On 12/13/22 5:02 PM, Mike Kravetz wrote:
On 12/13/22 17:27, Nico Pache wrote:
According to the document linked the following approach is even faster
than the one I used due to CPU parallelization:
I do not think we are very concerned with speed here. This routine is being
called in the creation of compound pages, and in the case of hugetlb the
tear down of gigantic pages. In general, creation and tear down of gigantic
pages happens infrequently. Usually only at system/application startup and
system/application shutdown.
Hi Nico,
I wrote a bpftrace script to track the time spent in
__prep_compound_gigantic_folio both with and without the branch in
folio_set_order() and resulting histogram was the same for both
versions.

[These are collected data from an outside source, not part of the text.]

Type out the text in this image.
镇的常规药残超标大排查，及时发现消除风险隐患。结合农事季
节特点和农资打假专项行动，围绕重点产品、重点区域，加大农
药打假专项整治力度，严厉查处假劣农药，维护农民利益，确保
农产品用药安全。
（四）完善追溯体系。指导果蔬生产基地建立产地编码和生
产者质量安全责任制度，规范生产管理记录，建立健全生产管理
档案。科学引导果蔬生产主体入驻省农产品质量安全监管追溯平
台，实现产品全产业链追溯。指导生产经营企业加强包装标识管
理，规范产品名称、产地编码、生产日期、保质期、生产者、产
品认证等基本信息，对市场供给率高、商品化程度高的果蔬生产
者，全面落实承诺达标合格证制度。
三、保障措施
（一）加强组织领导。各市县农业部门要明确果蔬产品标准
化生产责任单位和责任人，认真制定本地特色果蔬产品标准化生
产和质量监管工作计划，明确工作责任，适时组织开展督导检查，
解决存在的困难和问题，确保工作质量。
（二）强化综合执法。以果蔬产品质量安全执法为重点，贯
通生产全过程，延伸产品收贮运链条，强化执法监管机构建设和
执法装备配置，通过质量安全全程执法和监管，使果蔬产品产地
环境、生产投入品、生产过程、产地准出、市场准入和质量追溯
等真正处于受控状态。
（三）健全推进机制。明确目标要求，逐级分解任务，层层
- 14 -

This is probably because the for loop through every base page
has a much higher overhead than the singular call to folio_set_order().
I am not sure what the performance difference for THP would be.
@prep_nsecs:
[1M, 2M)
50|@@@@@@@@@@@@@@@@@@@@@@@@@@@@@@@@@@@@@@@@@@@@@@@@@@@@|
Below is the script.
Thanks,
Sidhartha Kumar
k:__prep_compound_gigantic_folio
{
@prep_start[pid] = nsecs;
}
kr:__prep_compound_gigantic_folio
{
@prep_nsecs = hist((nsecs - @prep_start[pid]));
delete(@prep_start[pid]);
}
I think the only case where we 'might' be concerned with speed is in the
creation of compound pages for THP. Do note that this code path is
still using set_compound_order as it has not been converted to folios.